Deerflies are the ubiquitous summertime nemesis of animals and people. These biting flies will swarm about your head, finally landing on your neck to inflict a large, painful bite. Some anglers use deerfly strips, sticky rectangles of paper that attach to the back of your hat. Deerflies land on this strip and are trapped. Deer and moose are sometimes driven to distraction by deerflies. The frenzied animals are often struck on Maine highways after running out on the road to escape deerflies.

Maine’s coastal residents are familiar with the pesky greenhead fly. These look like houseflies, but are decked out in a shiny, emerald green. Greenheads, like deerflies, inflict nasty bites. In fact, greenheads can bite through some clothing. Greenheads are found along beaches and in salt marshes, and will often follow boats over the open ocean.

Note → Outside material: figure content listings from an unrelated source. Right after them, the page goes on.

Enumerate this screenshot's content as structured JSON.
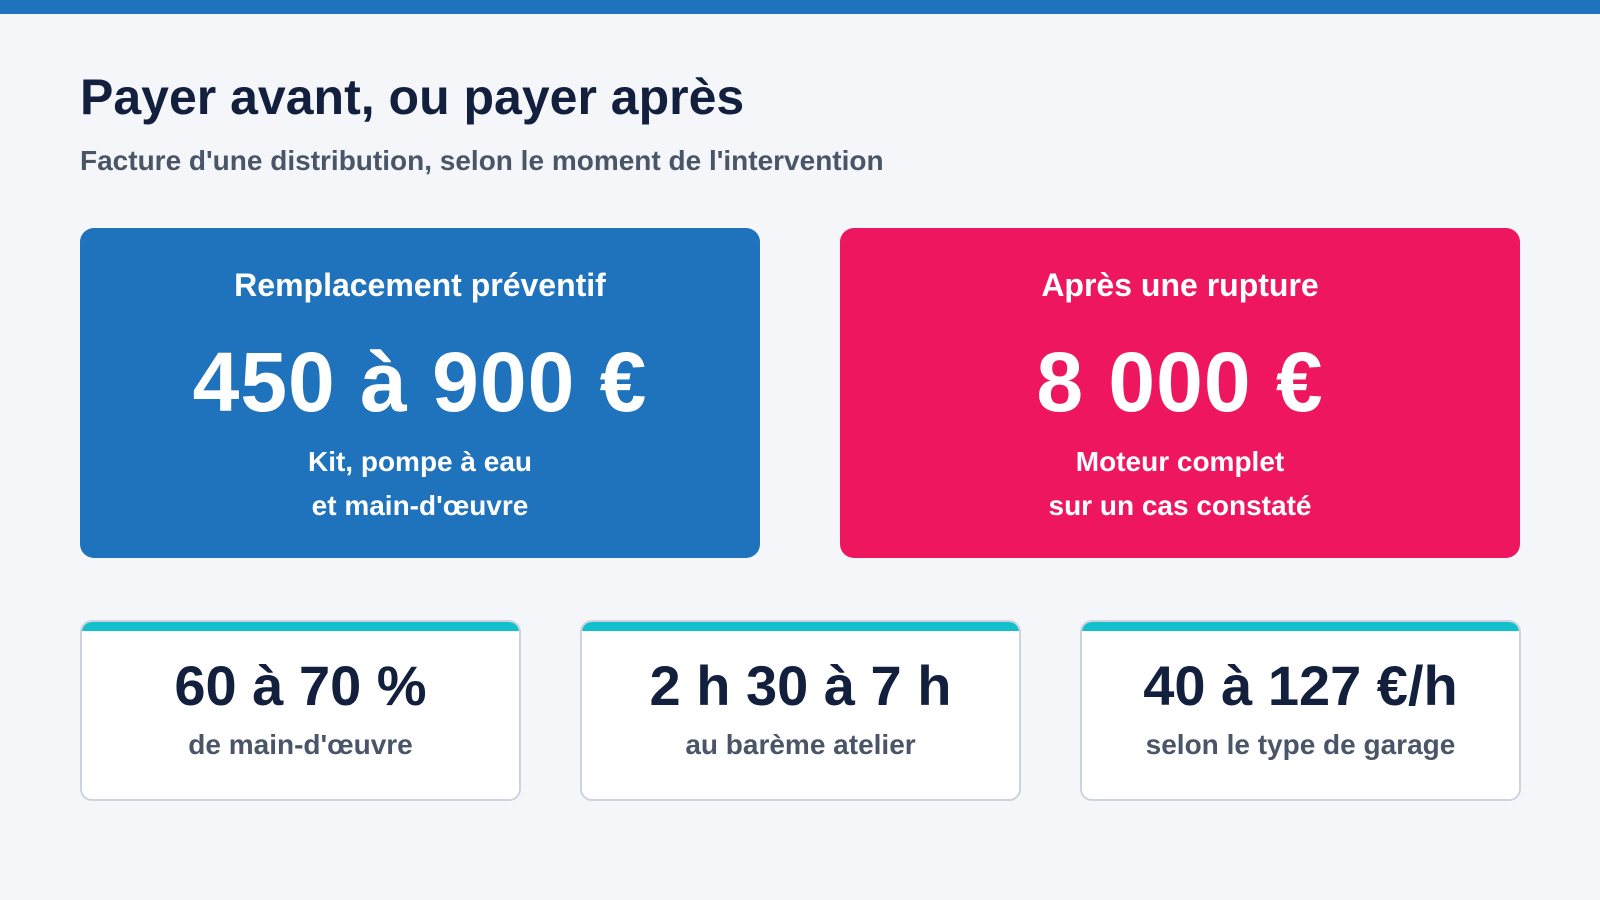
{
  "header": {
    "title": "Payer avant, ou payer après",
    "subtitle": "Facture d'une distribution, selon le moment de l'intervention"
  },
  "colors": {
    "accent_bar": "#1f72bc",
    "preventive_card": "#1f72bc",
    "rupture_card": "#ef1660",
    "stat_accent": "#13bfcb",
    "title_text": "#13203d",
    "muted_text": "#4a5568"
  },
  "comparison": {
    "preventive": {
      "label": "Remplacement préventif",
      "value": "450 à 900 €",
      "desc_line1": "Kit, pompe à eau",
      "desc_line2": "et main-d'œuvre"
    },
    "rupture": {
      "label": "Après une rupture",
      "value": "8 000 €",
      "desc_line1": "Moteur complet",
      "desc_line2": "sur un cas constaté"
    }
  },
  "stats": [
    {
      "value": "60 à 70 %",
      "desc": "de main-d'œuvre"
    },
    {
      "value": "2 h 30 à 7 h",
      "desc": "au barème atelier"
    },
    {
      "value": "40 à 127 €/h",
      "desc": "selon le type de garage"
    }
  ]
}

All of Maine’s insect pests can be thwarted by applying insect repellent containing diethyl toluamide (DEET). Different brands contain varying percentages of DEET. The stronger the concentration, the more long-lasting the effect. DEET does have a few drawbacks. It is harmful to some finishes, especially those found on fishing rods and fly lines. Additionally, DEET can eat into some plastics. Make it a practice to wash your hands with soap and water after applying insect repellent, especially before handling your fishing tackle.

Some persons are fearful of the chemicals in standard insect repellents, so they choose natural repellents. These usually contain oil of citronella and pennyroyal. Others choose to protect themselves in a different way. Two-piece mesh suits will give full body protection. Sometimes, an insect headnet is all you need to keep bothersome bugs at bay. The choice is yours.